Discussion
Several studies are bearing out the relative rarity of neurological events among patients with SCD in the Arabian Gulf. This is particularly true of patients with the AI haplotype and increased HbF level, where the prevalence of stroke is <1.0%11,13,14. Moreover, it has been shown consistently that cerebral blood flow is hardly impeded, with very low prevalence of abnormal or conditional TAMMV in studies from Kuwait and other Gulf15,16countries. This suggests low progression of cerebral vasculopathy among these patients. Interestingly, however, this sparing of the cerebral vessels is not only limited to patients with the AI haplotype, as reports from Oman17,18, Iran15 and Iraq16,19, where this haplotype is not particularly common, also report relatively normal TCDI indices. Therefore, there may be other obscure factors in this population that protect them from neurological events.
There are not many prospective studies of TCD among SCD patients in the literature. We therefore thought it was intriguing to investigate what would happen over time to cerebral blood flow velocities among our Kuwaiti patients. Hence we recalled patients who were studied about 10 years ago as relatively young children. We wanted to see if the effects of vasculopathy would now be evident as increased TAMMV values or if, indeed they would remain static or, in fact, decrease. It was interesting that uniformly, the TAMMV and other indices showed significant decreases compared to the values in the initial study.
Even, in the normal population, TAMMV decreases with age19 and in our previous study12, we found a negative correlation between the 2 variables. It was therefore not surprising that TAMMV decreased over the 10-year interval in the patients in whom we succeeded in repeating the study. It also indicates that there has been no significant vasculopathy that would produce stenosis and associated increased TAMMV. The other possible factor is the effect of hydroxyurea, which has been associated with decreasing TAMMV and useful in preventing primary stroke as an alternative to chronic transfusion therapy20-22. Moreover, the significant increase in the HbF level between the 2 studies, could be attributed to hydroxyurea effect.
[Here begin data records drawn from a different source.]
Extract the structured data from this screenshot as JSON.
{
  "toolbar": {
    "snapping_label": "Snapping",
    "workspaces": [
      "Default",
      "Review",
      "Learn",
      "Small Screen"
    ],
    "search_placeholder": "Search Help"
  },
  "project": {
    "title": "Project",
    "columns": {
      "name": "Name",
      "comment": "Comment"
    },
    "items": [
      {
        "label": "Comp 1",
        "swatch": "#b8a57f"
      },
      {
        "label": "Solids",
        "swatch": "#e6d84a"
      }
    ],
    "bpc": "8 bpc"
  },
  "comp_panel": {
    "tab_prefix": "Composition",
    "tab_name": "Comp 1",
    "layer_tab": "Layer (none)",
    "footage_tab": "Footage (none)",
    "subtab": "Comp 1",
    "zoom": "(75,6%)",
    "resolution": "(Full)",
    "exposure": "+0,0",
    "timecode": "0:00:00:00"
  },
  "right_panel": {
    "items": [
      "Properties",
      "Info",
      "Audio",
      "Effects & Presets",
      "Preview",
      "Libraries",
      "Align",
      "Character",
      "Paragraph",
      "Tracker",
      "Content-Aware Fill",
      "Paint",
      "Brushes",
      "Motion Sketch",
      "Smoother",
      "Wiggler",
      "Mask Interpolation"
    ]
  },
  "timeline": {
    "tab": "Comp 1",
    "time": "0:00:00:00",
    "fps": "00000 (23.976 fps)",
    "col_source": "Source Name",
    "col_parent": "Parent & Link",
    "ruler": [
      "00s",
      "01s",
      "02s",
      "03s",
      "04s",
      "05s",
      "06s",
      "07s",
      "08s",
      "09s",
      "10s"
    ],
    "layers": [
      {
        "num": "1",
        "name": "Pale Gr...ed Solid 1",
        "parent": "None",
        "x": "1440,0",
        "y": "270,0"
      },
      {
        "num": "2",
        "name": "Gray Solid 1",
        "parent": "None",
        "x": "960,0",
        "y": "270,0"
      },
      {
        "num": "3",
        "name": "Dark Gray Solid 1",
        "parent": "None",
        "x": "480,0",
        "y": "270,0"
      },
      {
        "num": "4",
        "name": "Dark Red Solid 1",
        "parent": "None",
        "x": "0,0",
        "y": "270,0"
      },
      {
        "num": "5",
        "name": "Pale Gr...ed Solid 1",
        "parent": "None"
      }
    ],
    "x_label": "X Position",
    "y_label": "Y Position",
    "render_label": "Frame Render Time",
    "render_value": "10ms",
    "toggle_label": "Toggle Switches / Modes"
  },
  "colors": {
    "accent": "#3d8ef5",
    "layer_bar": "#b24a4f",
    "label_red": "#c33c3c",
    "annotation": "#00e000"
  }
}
Our previous studies12,23 also showed that silent brain infarcts (SBI) are uncommon in our patients under the age of 12 years, although among adult Kuwait patients, the prevalence is ~20%24. This is the reverse of what has been reported among American patients in whom SBI is common in early childhood and rare after 16 years. We have interpreted this as effective protection from cerebral vasculopathy, that is provided by elevated HbF levels at the critical period of 2 - 3 years of age, when vasculopathy is established, hence the peak incidence of ischemic stroke in susceptible patients is between the ages of 7 and 10 years6. However, before the age of 3 years, most of our patients have HbF levels of 20 - >30%25, thus inhibiting the development of significant vasculopathy. There is still ongoing low-level chronic inflammation, hence the relative severity of SCD among our adult patients and the increased prevalence of SBI13,24,26.
The major limitation of this study is the small sample size. Larger prospective studies are required to investigate long-term effects of SCD on cerebral vasculopathy in patients with elevated HbF. It is also important to correlate TCDI indices with MRI/MRA findings, as well as neurological and psychological examination results especially in patients with very low TAMMV since we do not have many patients with abnormally elevated values.